François Fillon est un adepte de la Formule 1. Et il a conduit comme un as du volant. En laissant les deux leaders de la course s’user aux avant-postes, se frotter dans les virages, dégommer leurs pneus et se neutraliser. Et aucun des deux n’a vu dans son rétroviseur arriver l’outsider, déboulant à fond la caisse pour remporter la couronne haut la main. Avec même une avance considérable en Bretagne sur Nicolas Sarkozy, parti au fossé.

Plus de 50%

dans les Côtes-d’Armor

Si Juppé fait en Bretagne un score équivalent à son niveau national, en revanche c’est le grand écart entre les ex-président et premier ministre de 2007 à 2012. Ici l’ordre protocolaire est totalement inversé puisque Fillon monte sur la première marche avec un score que personne n’aurait pu imaginer, pas même ses plus chauds supporters.

Dans les Côtes-d’Armor, il aurait même été élu au premier tour puisqu’il obtient la majorité dès la première manche (50,4%). Certes, il s’agit d’un département rural, territoire dans lequel Fillon a obtenu des scores flatteurs mais quand on constate qu’il fait encore mieux en Loire-Atlantique (54%) malgré le poids de Nantes, force est de constater que Fillon n’est pas seulement l’élu des champs. Il a ratissé très large.

Pour Sarkozy, à l’inverse, le coup de massue est brutal en Bretagne avec des scores faméliques. 13,9 % en Ille-et-Vilaine, 14,7 % en Finistère, 15,6 % dans le Morbihan et 16 % dans les Côtes-d’Armor. De toute évidence, les Bretons ne lui ont pas pardonné la série de dérapages qui ont marqué son quinquennat, comme avec aucune autre région. Du « J’me fous des Bretons » à sa défection annoncée pour la finale de Coupe Rennes-Guingamp, de son algarade sur les quais du Guilvinec a son commentaire malheureux « On ne peut pas forcer un médecin à s’installer à Morlaix », il a accumulé les passifs avec les Bretons qui ont la tête dure et la mémoire du même métal.

Législatives.

Tout remettre sur la table

L’ex-président, on l’aura remarqué, a d’ailleurs fait l’impasse sur la Bretagne au cours de la campagne électorale. Il n’est tout simplement pas venu ! Mais à la rigueur, on peut le comprendre. Chaque fois qu’il est passé en Armorique cabocharde, quelque chose a disjoncté.

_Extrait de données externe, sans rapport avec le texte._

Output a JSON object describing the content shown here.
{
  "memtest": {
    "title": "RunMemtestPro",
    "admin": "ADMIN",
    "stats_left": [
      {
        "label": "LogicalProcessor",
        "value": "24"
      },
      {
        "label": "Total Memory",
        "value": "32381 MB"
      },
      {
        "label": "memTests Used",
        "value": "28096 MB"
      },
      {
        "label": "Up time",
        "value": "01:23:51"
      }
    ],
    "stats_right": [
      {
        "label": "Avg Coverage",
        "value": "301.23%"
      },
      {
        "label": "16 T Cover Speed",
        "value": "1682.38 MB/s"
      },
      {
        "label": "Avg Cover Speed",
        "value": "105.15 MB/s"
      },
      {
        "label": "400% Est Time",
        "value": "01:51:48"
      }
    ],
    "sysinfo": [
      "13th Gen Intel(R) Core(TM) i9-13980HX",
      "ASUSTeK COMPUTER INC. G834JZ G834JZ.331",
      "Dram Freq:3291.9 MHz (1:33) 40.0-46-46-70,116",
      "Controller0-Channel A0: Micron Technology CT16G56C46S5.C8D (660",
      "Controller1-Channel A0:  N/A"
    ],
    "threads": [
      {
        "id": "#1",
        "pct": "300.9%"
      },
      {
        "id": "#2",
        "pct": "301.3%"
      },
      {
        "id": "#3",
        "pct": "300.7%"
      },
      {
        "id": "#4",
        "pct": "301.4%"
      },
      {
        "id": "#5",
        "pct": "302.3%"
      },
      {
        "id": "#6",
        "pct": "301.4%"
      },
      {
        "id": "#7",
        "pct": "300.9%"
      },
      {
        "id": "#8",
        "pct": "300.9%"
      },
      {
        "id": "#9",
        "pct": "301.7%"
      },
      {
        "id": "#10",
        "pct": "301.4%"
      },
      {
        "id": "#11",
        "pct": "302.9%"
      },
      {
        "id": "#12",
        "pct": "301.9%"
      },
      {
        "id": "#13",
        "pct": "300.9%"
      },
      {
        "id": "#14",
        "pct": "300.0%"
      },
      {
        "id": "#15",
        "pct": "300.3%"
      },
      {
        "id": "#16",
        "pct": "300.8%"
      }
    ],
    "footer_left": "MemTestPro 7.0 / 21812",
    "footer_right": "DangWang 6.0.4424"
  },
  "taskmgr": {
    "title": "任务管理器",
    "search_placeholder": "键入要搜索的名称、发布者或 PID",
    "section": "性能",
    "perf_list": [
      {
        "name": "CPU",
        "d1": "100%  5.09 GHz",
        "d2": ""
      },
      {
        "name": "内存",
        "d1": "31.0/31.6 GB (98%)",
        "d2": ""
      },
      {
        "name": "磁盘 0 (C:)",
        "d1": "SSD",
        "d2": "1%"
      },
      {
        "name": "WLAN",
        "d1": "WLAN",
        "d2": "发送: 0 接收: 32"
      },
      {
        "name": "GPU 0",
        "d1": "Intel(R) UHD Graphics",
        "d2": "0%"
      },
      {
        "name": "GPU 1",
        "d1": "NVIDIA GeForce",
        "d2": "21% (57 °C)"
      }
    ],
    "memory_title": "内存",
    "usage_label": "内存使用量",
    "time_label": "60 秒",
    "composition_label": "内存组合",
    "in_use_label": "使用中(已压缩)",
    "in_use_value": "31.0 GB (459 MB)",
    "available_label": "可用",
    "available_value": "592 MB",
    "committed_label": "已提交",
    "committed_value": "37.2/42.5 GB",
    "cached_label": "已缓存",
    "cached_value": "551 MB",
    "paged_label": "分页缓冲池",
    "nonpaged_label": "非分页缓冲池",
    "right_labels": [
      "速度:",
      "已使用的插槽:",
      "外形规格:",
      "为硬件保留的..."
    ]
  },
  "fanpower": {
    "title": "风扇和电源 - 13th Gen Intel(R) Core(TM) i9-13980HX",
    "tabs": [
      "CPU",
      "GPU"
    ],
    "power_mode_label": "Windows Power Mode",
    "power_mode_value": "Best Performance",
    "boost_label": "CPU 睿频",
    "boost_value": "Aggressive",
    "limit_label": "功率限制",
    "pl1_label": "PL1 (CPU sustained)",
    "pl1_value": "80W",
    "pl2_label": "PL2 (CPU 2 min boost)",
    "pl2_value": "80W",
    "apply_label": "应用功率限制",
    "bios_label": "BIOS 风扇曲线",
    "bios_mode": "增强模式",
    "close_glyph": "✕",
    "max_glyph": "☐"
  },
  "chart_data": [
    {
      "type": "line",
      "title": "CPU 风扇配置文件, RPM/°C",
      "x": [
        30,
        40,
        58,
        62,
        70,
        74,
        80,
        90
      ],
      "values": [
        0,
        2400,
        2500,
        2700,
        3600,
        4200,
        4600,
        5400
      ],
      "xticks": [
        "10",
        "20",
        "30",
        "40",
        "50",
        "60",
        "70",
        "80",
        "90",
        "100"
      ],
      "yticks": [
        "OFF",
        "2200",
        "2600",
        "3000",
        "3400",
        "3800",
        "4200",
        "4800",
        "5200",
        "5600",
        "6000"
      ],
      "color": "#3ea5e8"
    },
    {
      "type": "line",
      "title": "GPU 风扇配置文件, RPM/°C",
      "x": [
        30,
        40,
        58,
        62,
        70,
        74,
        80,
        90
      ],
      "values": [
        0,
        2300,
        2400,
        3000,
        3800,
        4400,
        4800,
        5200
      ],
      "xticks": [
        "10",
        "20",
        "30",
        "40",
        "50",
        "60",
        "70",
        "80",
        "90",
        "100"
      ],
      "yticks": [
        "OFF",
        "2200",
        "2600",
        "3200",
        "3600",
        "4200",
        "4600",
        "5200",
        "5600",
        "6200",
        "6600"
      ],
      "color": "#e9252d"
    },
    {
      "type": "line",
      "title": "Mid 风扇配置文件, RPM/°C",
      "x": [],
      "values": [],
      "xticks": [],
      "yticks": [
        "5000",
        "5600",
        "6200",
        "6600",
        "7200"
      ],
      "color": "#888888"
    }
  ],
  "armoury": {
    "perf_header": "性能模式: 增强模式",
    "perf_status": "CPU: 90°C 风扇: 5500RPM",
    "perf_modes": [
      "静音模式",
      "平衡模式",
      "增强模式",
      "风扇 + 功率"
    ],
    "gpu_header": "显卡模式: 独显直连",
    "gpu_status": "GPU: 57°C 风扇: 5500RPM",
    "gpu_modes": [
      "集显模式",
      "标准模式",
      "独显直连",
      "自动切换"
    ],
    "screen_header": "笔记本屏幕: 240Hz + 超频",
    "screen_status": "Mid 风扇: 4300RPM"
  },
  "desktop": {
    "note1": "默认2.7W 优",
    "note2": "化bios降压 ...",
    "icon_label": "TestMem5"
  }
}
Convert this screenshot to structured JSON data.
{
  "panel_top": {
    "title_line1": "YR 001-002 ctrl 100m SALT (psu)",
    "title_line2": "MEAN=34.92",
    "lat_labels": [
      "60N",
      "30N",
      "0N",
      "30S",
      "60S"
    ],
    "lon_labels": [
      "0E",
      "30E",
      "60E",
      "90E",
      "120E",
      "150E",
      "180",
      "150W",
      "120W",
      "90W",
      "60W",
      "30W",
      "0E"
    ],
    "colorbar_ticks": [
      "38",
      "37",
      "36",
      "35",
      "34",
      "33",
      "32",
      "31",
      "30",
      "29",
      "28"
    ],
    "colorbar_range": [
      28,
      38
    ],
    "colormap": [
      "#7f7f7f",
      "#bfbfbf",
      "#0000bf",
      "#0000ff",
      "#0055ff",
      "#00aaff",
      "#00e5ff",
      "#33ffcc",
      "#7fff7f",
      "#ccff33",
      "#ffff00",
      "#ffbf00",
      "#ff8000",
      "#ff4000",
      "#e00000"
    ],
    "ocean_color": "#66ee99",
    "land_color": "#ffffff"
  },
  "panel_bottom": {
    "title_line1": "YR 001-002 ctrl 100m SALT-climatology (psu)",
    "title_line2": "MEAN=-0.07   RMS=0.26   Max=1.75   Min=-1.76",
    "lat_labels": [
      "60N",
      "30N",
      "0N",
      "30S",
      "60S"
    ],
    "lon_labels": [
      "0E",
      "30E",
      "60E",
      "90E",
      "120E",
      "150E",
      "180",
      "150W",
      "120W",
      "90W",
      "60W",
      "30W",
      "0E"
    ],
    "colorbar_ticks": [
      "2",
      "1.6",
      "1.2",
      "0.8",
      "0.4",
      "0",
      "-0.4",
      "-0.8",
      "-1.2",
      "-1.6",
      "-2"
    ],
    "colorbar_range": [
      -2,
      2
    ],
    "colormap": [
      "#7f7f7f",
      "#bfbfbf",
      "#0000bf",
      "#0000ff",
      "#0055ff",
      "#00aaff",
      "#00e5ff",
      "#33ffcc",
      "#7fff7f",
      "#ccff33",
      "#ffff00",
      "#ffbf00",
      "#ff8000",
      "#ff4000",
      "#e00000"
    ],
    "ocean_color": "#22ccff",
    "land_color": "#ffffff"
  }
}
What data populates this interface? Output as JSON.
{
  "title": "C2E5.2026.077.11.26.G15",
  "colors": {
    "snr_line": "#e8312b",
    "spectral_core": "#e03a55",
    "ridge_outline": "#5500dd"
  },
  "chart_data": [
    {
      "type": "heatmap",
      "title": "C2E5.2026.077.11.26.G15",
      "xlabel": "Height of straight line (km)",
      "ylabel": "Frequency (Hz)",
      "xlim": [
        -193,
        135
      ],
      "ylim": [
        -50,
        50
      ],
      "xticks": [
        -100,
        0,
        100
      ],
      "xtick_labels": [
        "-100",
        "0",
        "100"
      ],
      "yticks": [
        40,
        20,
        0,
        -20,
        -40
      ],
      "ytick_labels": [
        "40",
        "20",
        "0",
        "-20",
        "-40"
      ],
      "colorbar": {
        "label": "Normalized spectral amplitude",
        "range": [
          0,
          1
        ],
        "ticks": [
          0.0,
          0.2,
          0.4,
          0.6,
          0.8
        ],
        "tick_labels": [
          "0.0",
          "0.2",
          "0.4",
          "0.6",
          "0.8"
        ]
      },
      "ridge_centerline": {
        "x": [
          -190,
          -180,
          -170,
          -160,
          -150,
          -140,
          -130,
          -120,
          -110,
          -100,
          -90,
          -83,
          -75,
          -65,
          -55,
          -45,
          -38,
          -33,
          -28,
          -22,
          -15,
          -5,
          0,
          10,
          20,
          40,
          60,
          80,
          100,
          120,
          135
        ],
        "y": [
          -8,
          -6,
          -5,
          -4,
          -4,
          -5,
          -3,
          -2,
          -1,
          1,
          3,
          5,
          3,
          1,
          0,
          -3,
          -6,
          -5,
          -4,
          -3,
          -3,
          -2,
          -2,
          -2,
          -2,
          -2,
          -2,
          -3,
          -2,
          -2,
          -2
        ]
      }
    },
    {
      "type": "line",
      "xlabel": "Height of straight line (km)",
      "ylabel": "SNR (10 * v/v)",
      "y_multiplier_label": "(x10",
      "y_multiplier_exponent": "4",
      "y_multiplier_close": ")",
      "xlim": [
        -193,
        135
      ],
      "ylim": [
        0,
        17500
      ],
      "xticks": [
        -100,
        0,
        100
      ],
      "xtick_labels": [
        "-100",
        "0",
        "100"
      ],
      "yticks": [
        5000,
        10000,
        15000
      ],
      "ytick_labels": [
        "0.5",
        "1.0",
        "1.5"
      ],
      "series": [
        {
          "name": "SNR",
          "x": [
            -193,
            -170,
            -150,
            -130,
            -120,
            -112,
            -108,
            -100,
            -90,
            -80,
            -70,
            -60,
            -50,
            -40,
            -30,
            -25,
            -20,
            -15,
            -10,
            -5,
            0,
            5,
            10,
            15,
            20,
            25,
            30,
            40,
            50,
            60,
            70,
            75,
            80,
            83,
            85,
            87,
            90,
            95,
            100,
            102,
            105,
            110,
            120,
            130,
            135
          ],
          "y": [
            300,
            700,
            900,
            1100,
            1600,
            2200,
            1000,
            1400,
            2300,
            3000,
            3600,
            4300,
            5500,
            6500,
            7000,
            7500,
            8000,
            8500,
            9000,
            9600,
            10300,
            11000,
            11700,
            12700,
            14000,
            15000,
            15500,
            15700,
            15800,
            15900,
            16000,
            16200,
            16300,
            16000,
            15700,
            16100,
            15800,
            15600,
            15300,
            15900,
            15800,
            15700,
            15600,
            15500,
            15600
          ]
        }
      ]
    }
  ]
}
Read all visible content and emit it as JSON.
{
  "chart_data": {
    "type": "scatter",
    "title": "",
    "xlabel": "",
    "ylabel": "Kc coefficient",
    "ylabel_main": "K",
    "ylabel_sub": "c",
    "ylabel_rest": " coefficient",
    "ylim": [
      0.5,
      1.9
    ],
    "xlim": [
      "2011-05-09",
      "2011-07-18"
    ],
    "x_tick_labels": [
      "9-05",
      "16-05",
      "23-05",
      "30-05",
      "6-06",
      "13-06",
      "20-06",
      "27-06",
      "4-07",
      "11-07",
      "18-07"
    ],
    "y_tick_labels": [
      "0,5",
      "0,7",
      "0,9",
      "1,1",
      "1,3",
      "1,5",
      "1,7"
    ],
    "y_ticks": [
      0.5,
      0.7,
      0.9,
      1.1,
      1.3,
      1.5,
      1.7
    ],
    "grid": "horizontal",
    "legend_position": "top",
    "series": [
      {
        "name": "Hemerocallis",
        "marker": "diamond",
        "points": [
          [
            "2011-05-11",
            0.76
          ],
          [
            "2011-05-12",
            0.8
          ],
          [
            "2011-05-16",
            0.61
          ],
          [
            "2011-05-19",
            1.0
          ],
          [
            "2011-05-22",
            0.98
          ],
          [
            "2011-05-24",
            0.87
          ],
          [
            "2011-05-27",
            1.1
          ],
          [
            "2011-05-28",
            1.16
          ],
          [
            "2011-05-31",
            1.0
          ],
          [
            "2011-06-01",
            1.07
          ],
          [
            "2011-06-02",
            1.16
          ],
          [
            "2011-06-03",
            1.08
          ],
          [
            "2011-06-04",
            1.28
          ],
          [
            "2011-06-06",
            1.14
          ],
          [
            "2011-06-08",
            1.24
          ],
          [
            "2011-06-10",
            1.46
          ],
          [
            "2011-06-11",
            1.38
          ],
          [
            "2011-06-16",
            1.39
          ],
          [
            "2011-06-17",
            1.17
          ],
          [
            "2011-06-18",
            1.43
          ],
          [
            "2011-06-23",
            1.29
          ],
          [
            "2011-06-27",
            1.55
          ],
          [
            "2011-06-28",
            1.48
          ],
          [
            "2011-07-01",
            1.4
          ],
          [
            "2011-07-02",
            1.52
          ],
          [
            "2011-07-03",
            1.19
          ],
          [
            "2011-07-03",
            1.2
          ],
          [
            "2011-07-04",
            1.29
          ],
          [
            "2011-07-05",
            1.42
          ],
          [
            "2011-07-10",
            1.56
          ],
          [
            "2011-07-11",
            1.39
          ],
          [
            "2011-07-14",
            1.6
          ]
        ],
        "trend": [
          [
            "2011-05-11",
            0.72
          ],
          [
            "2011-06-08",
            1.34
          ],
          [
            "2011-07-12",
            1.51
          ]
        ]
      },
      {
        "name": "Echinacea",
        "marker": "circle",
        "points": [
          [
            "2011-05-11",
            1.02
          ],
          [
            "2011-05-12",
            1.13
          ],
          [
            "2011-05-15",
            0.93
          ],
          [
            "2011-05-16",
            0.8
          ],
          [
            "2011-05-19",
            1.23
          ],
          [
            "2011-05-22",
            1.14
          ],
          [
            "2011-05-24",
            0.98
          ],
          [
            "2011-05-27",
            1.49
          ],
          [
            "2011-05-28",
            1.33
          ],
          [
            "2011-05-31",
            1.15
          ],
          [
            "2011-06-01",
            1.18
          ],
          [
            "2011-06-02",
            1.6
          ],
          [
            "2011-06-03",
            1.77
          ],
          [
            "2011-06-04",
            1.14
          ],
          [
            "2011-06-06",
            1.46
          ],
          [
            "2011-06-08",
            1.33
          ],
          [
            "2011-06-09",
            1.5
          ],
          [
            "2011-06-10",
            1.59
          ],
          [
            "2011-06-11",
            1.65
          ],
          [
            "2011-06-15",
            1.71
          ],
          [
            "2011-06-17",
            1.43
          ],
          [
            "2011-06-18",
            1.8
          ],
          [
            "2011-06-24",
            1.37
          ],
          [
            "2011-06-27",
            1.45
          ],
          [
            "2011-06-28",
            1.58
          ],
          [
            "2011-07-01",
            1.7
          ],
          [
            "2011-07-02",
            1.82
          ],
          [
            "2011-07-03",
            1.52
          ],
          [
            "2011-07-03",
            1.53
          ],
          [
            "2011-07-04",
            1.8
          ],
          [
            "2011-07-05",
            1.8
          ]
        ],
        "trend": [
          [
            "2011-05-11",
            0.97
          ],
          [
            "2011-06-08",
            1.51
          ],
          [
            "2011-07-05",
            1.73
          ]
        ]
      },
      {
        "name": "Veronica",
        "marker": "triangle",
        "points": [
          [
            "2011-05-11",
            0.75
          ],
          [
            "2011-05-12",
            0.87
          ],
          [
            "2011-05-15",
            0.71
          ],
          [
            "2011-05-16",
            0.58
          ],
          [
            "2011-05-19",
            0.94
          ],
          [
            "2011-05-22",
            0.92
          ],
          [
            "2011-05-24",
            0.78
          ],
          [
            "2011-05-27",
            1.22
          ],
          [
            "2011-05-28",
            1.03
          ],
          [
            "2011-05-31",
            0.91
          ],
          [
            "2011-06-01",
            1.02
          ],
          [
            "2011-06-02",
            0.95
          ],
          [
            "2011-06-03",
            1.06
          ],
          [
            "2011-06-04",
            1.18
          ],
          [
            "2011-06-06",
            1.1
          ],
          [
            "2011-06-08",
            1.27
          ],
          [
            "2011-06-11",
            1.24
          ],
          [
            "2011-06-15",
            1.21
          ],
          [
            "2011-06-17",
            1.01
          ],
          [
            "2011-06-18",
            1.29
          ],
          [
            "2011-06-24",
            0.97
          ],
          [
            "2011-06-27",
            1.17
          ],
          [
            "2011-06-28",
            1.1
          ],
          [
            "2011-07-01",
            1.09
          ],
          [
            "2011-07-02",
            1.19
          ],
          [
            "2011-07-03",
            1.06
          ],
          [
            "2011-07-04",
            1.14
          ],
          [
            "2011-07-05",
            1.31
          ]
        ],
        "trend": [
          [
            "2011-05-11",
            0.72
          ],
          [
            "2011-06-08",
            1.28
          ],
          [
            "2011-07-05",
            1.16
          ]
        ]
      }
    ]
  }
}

Il a préféré se tenir à distance pour ne pas être encore victime de ce signe indien et de ces amulettes qui s’enflammaient comme des allumettes à chacun de ses passages dans le Far-West breton.

François Fillon est maintenant le grand favori pour le second tour. Et en cas de victoire, il va falloir rebattre quelques cartes en Bretagne, du moins pour les législatives qui suivront de près la présidentielle de 2017. Un exemple : Maël de Calan, proche de Juppé et Agnès Le Brun, maire de Morlaix et soutien de Sarkozy, avaient trouvé un bon compromis. Pour les législatives dans la circonscription de Morlaix, le candidat Les Républicains serait celui du camp vainqueur. C’était clair et net. Mais si Fillon l’emporte dimanche, il va falloir tout renégocier. A Morlaix comme dans nombre d’autres circonscriptions.